Maybe the last chance folks in St. Louis had for decent treatment by state government was the year after Daniel Boone died in Missouri, when the first state capitol was just a few miles upriver, in St. Charles. But in 1826, the Capitol and the Legislature were moved 114 miles west to the frontier town of Jefferson City, putting state decision-makers virtually equidistant from Kansas City and St. Louis -- in other words, as far away from one of the state's biggest cities as possible without getting too close to the other.
No one knows this better than Tom Villa, who is on his second tour of duty in Jeff City. He was a state rep from 1974-84, serving as majority floor leader for four years. He came back to the city to be aldermanic president from 1987-95, presiding over the chamber named for his father, Albert "Red" Villa, who was a St. Louis alderman for 47 years. Tom, the son and scion of the political clan, was destined to be mayor. But that, as they say, is another story. Villa lost his bid for mayor in 1993 and last fall returned to that Athens on the Missouri River as state rep from South City's 108th District.
Things haven't changed. The battles Villa fought in the '70s and '80s continue. And for the city in particular and the metro area in general, the urban cause is often a lost one in the Missouri General Assembly. "A lot of these outstate guys don't want to give the city any more money," says Villa. "We're viewed like Molokai, the old leper colony. They just don't like us."
The most recent example -- and no, let's not mention Ballpark Village or the ballpark itself -- is Villa's continuing attempt to have the state take over maintenance of major roads that run through the city.
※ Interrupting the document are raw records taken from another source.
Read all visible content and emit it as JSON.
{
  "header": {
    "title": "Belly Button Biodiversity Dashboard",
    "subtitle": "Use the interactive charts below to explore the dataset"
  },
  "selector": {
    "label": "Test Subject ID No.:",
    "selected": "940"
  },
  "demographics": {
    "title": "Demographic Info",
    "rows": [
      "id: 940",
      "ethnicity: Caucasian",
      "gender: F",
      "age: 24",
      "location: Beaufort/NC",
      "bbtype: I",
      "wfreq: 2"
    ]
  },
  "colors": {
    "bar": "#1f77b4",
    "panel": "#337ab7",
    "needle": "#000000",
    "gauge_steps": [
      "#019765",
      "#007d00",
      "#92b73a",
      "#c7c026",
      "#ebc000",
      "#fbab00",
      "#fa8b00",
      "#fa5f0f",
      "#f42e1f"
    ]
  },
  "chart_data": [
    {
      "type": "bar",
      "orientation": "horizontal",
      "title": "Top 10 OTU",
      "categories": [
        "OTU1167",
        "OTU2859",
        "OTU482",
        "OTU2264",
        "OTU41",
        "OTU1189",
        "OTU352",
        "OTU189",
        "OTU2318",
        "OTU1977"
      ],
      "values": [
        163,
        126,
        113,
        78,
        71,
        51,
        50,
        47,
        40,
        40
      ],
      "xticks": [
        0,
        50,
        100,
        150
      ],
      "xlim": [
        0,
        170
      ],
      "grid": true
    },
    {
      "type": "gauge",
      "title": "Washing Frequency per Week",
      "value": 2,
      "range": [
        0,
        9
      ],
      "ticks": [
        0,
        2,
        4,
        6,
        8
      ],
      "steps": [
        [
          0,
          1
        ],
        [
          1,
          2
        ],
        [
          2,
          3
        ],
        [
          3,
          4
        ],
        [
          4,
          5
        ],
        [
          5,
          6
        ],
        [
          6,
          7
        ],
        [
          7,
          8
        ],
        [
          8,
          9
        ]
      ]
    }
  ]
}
Such arterial roads -- Grand Boulevard, Page Avenue, the Forest Park Parkway, Gravois Avenue, Kingshighway -- are maintained by the city. Once any of those roads crosses into St. Louis County, it's maintained by the Missouri Department of Transportation. Villa's bill having those roads taken over by the state stalled after making it out of committee.
The city, in its dual function as a city and a county, is the only jurisdiction of the state's 114 counties in which the state maintains no roads other than interstate highways. Villa's bill would have turned 78 miles of roads over to the state. The city took responsibility for the roads in 1952 in a move that Villa describes as being made by "someone who had the vision of Helen Keller.
"When the city had all the money, all the roadbuilding equipment and all the population, we opted to take care of our own arterial roads. The city was flush. We felt like we could take better care of our roads," Villa says. "Obviously the worm has turned."
Situations have changed, but don't look for sympathy -- or even common sense -- from the Legislature. Between the state money sent to the city during the desegregation suit and the state's covering half the note on the Trans World Dome, outstate legislators make a political living on St. Louis-bashing. Couple that with reports of voter irregularities and drive-by shootings, and Villa says the city is "kind of perceived as a barren wasteland of political ineptitude. We're not held in very high esteem."
So Villa's bill to get the state to take back the roads was dead until he met with Gov. Bob Holden's people, who were looking for a way to sweeten the transportation bill for urban legislators. But then the 78 miles of roads in Villa's bill dwindled to 58.4 miles. Next, a Senate committee cut it back to 36 miles. The $1.7 million per year it would cost the state to maintain 78 miles of major city streets looks like chump change in a $573 million transportation bill, but it's still big enough to cut.
Villa had one trump card he did not want to mention when he introduced the bill to the House Transportation Committee. "It was a committee that thought I was crazy when I submitted the bill," he says. "It's dominated by rural interests."
But if the Legislature drops the city roads from the gargantuan transportation bill, look for urban-advocacy groups to scrounge around for some plaintiffs -- any city resident might do -- and sue the state for discriminatory spending on road maintenance. That the city now has a majority African-American population could be cited in such a suit. Maxine Lipeles, director of the Environmental Law Clinic at the Washington University School of Law, has been contacted by groups considering legal action.
The East-West Gateway Coordinating Council would not be part of that suit, but its executive director, Les Sterman, thinks the state should do for the city what it does for every other jurisdiction. "We view it as real discrimination," Sterman says. "The city never received anything for not having its roads included in the state system. Some of this is a historical accident, like a lot of things. The city's streets mainly were in existence before the state highway department came into being. It's a bizarre form of discrimination when the state designation on the roads literally stops at the city line."
After 180 years of Missouri statehood, fledgling attempts are being made by interests in Kansas City, St. Louis and Springfield to coordinate legislative efforts on urban issues, but don't look for those efforts to pave any city streets. Leave that to a judge.